There are, after all, less visible ways in which the country seems to be breaking apart, no matter how its citizens vote. The all-encompassing fury over the attempted coup has meant that some Turks have no sympathy for the victims of the purge; some are afraid of being tainted by them, and some snitch on them to save themselves. Such distrust is a disease for a society, and it has spread to anyone who dares to criticize the A.K. Party. As the referendum has grown nearer, what you hear from opposition Turks at home is unimaginable stress, a smothering weight, the panic of the unknown. What you hear from Turks abroad is their loneliness and loss, that strange, tender feeling of being exposed and unprotected, of having no legal or human rights, and of having perhaps forever lost their country.

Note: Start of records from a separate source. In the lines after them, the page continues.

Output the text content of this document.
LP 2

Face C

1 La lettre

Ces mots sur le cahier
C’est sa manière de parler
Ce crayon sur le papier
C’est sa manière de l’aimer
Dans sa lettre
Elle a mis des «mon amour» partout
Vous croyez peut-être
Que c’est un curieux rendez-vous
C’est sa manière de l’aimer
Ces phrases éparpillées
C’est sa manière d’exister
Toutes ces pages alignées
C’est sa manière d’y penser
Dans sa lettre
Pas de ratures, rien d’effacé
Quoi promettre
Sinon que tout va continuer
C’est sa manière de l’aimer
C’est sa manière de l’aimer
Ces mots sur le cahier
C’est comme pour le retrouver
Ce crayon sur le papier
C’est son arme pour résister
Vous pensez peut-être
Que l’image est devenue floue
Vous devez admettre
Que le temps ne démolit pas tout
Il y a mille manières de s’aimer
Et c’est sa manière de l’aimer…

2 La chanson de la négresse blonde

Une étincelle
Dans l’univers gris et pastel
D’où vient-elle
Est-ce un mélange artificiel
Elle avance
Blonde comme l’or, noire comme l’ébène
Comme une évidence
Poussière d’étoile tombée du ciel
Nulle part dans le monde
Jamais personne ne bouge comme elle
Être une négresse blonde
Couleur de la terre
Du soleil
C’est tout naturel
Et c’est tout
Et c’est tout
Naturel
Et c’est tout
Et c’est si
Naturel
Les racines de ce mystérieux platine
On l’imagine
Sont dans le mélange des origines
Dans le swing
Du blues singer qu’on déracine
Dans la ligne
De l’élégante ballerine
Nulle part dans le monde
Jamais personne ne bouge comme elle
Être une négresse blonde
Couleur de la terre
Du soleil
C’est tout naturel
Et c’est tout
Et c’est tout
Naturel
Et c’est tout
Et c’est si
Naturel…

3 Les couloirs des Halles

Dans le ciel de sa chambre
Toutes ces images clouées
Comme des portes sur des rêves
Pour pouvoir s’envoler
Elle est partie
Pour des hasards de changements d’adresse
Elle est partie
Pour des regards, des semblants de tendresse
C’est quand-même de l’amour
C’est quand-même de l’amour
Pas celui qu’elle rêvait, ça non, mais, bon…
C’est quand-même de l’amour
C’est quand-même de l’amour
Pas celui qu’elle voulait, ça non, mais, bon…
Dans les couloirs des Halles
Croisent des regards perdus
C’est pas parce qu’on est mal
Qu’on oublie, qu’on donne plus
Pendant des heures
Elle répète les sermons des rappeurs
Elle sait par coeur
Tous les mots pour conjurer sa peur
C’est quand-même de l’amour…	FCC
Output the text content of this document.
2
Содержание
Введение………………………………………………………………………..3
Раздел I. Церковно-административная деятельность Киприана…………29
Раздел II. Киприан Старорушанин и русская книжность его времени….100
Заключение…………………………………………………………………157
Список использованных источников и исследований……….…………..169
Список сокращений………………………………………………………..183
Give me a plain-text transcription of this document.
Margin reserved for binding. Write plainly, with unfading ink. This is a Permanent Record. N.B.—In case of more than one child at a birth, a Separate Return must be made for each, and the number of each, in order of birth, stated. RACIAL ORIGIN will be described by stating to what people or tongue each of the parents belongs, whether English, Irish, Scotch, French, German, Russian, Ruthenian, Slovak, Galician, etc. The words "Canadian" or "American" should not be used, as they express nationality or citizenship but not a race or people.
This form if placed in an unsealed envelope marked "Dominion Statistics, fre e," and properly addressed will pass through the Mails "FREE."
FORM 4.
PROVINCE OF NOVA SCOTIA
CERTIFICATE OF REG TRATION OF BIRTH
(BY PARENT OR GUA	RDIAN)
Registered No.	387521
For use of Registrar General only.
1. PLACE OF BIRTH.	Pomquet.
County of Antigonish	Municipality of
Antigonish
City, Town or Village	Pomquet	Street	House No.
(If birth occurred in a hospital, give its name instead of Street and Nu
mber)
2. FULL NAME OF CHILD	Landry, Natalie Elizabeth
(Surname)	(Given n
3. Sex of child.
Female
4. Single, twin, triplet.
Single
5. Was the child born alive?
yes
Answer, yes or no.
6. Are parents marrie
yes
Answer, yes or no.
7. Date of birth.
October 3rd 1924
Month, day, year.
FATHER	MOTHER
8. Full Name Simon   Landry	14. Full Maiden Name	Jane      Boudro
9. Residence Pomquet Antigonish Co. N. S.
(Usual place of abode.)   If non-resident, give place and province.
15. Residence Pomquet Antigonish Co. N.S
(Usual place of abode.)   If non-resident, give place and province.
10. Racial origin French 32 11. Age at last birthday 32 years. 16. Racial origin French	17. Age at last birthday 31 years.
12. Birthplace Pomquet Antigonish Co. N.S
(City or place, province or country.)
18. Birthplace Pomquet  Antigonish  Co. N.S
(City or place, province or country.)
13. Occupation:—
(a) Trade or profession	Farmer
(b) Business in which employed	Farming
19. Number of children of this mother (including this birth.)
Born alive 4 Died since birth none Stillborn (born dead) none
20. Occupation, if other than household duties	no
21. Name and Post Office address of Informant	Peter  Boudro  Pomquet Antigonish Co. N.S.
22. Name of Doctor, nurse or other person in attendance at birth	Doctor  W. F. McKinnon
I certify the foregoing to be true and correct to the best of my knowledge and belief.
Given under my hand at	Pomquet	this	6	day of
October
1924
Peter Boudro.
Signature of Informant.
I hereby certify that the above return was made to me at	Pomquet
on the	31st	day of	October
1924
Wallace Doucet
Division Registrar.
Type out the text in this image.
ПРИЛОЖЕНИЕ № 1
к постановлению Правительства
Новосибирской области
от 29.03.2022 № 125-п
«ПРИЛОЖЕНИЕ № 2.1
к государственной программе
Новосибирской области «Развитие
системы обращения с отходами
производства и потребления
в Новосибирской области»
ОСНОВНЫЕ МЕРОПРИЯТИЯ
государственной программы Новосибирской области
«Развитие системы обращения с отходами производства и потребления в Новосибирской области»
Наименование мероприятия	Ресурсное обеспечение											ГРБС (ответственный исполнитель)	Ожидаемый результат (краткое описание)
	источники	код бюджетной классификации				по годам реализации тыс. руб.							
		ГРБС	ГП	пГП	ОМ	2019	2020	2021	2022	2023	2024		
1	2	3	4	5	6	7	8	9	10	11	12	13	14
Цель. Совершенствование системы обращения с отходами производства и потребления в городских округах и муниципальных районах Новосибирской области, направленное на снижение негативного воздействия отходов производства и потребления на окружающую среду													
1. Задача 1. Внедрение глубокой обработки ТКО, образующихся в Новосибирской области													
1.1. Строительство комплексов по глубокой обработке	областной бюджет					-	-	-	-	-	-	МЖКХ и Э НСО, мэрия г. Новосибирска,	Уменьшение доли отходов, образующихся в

“Most friends don’t get in touch out of fear,” Tuba said. On the last day I saw them, their young son had begun to rebel comically against these long days of talking with a foreign stranger, and Tuba sat snuggling and kissing him repeatedly to quiet him. “They don’t say anything on Instagram, and sometimes I call them on WhatsApp, and they don’t answer me. It’s very painful. I erased my old history. I have no friends.”

She laughed a little and then her voice got stronger. “Sometimes even mothers or fathers refuse to speak to their children because they blame them for being FETO” — for staging the coup attempt. “Come on, your daughter or your son. Can you imagine it? Because of this, I blame them — you know the truth. Everybody knows the truth. They know me; they know their son or daughter. Choose! Who will you believe? Me or Erdogan? Even my grandmother is a little like, What did you do? She’s not A.K. Party or Gulenist. People like her just believe the state.”

She went on: “Conservative people in Turkey had many, many problems, and they want to believe in the A.K. Party. Because the A.K. Party was their dream, the conservative people’s dream. They don’t want to give up their dream. For this dream, they expend their relatives. They expend their sister. They expend us.”